Everyone loves a good story. Making yours land is what separates good from great.

A great origin story may have hooked your investors, attracted your first employees, or landed your lighthouse customers. But when it comes to your messaging, you're not the main character anymore. Your target audience is. The narrative has to be about them.

It's tempting to reduce this to a simple problem-and-solution statement. But across the sea of sameness, that approach always falls flat. Anyone can point out a problem, and anyone can claim a solution. In doing so, instantly becoming forgettable.

A strong narrative fiercly challenges the status quo without losing the room. It transforms market forces into a clear path towards an ideal world - one where your presence matters.
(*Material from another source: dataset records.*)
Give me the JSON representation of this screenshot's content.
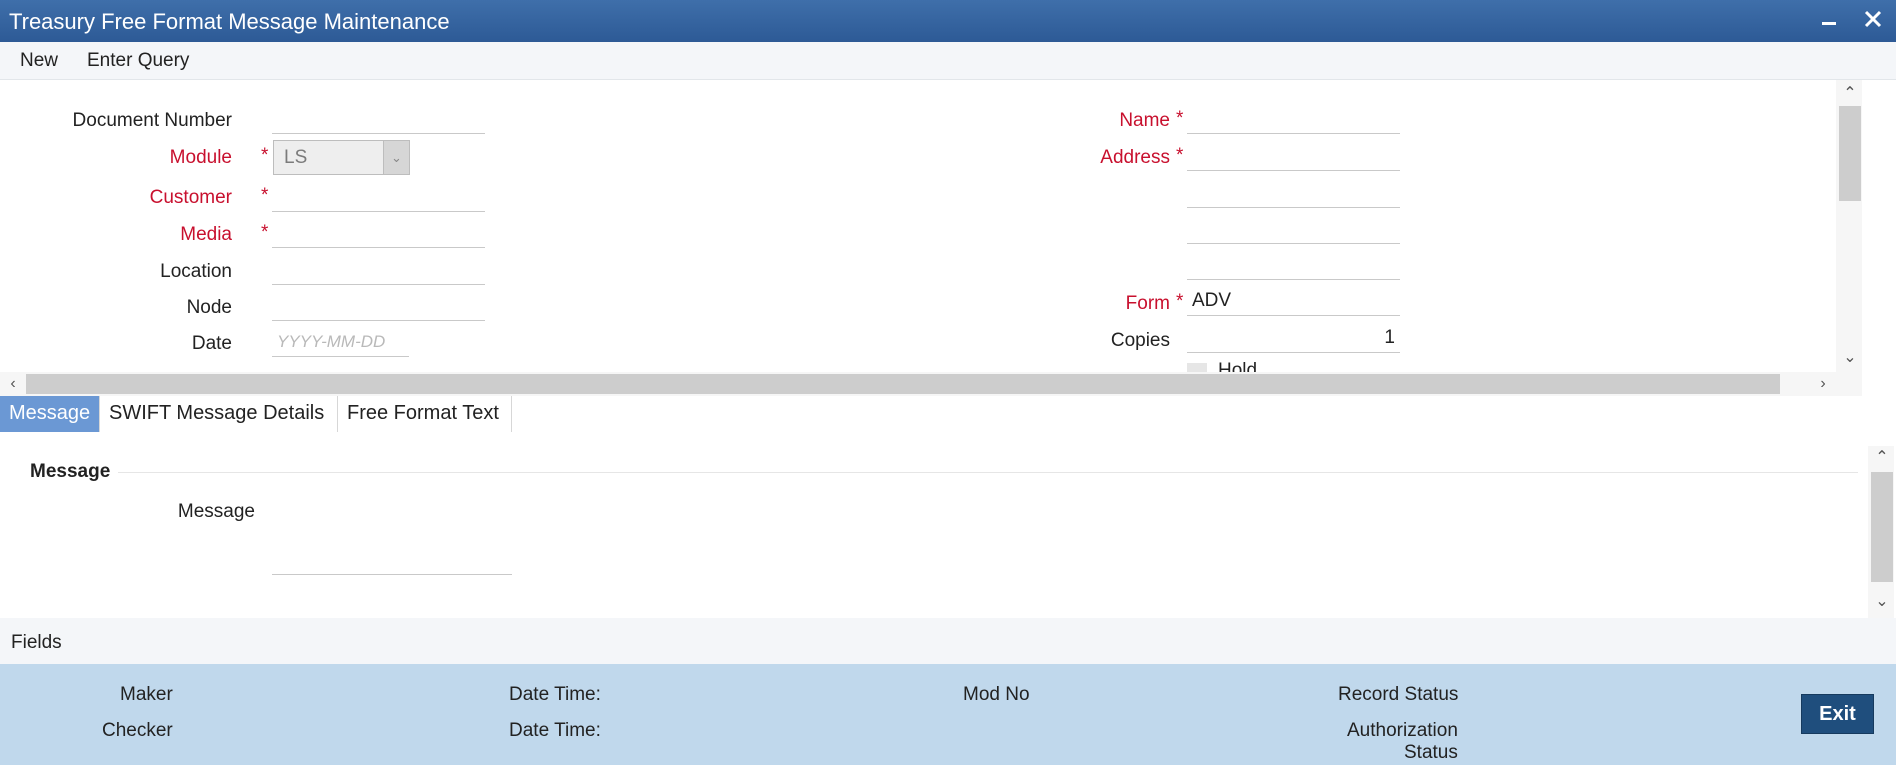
{
  "window": {
    "title": "Treasury Free Format Message Maintenance",
    "minimize_icon": "minimize-icon",
    "close_icon": "close-icon"
  },
  "toolbar": {
    "new_label": "New",
    "enter_query_label": "Enter Query"
  },
  "form": {
    "required_marker": "*",
    "document_number": {
      "label": "Document Number",
      "value": ""
    },
    "module": {
      "label": "Module",
      "value": "LS"
    },
    "customer": {
      "label": "Customer",
      "value": ""
    },
    "media": {
      "label": "Media",
      "value": ""
    },
    "location": {
      "label": "Location",
      "value": ""
    },
    "node": {
      "label": "Node",
      "value": ""
    },
    "date": {
      "label": "Date",
      "placeholder": "YYYY-MM-DD"
    },
    "name": {
      "label": "Name",
      "value": ""
    },
    "address": {
      "label": "Address",
      "line1": "",
      "line2": "",
      "line3": "",
      "line4": ""
    },
    "form_field": {
      "label": "Form",
      "value": "ADV"
    },
    "copies": {
      "label": "Copies",
      "value": "1"
    },
    "hold": {
      "label": "Hold"
    }
  },
  "tabs": [
    {
      "label": "Message",
      "active": true
    },
    {
      "label": "SWIFT Message Details",
      "active": false
    },
    {
      "label": "Free Format Text",
      "active": false
    }
  ],
  "message_section": {
    "title": "Message",
    "message_label": "Message",
    "message_value": ""
  },
  "fields_bar": {
    "label": "Fields"
  },
  "footer": {
    "maker": "Maker",
    "checker": "Checker",
    "date_time_1": "Date Time:",
    "date_time_2": "Date Time:",
    "mod_no": "Mod No",
    "record_status": "Record Status",
    "authorization_status_1": "Authorization",
    "authorization_status_2": "Status",
    "exit_label": "Exit"
  },
  "colors": {
    "title_bar": "#2d5a96",
    "required": "#c8102e",
    "active_tab": "#6b98d4",
    "footer": "#c0d8ec",
    "exit_button": "#1f4e7d"
  }
}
Without a strong narrative, the market gets defined without you. Brand awareness fades, pipeline quality suffers, and customer love fizzles. And once that happens, clawing back mindshare is a brutal, uphill fight.

Your narrative shows up everywhere, from first touch to final close. It starts by capturing the scenario reshaping your audience's reality, then it sharpens around the inflection that drives change, and finally lands with the undeniable advantage only you can own.

The best narratives don't sound like vendor pitches. They sound like what everyone was already thinking but couldn't articulate.

"here we go yo, so what's the scenario?" - A Tribe Called Quest

Healthy markets are never static. Compelling events continuously reshape the surrounding environment, and in turn, the decisions your audience makes. Your job is to stay acutely aware of these forces and strongly position yourself, ideally before others jump all over it.

But great messaging doesn't start with you or your position. It starts with the market forces your audience is already experiencing. Come with a strong POV to earn the right to a meaningful conversation. Otherwise, you're yet another vendor with the same old pitch.

The scenario message is your opening move. Nail the strategic context, and everything that follows hits harder.

right in the feels

If you're not experiencing the force yourself or hearing it unprompted in conversations, you're probably chasing someone else's trend instead of observing a real shift.

follow the money

Compelling events only matter when they show up in planning cycles, budget conversations, or new mandates. Otherwise it's just commentary.

call and response

When heads nod before you're done talking and they start adding their own examples, you've got it.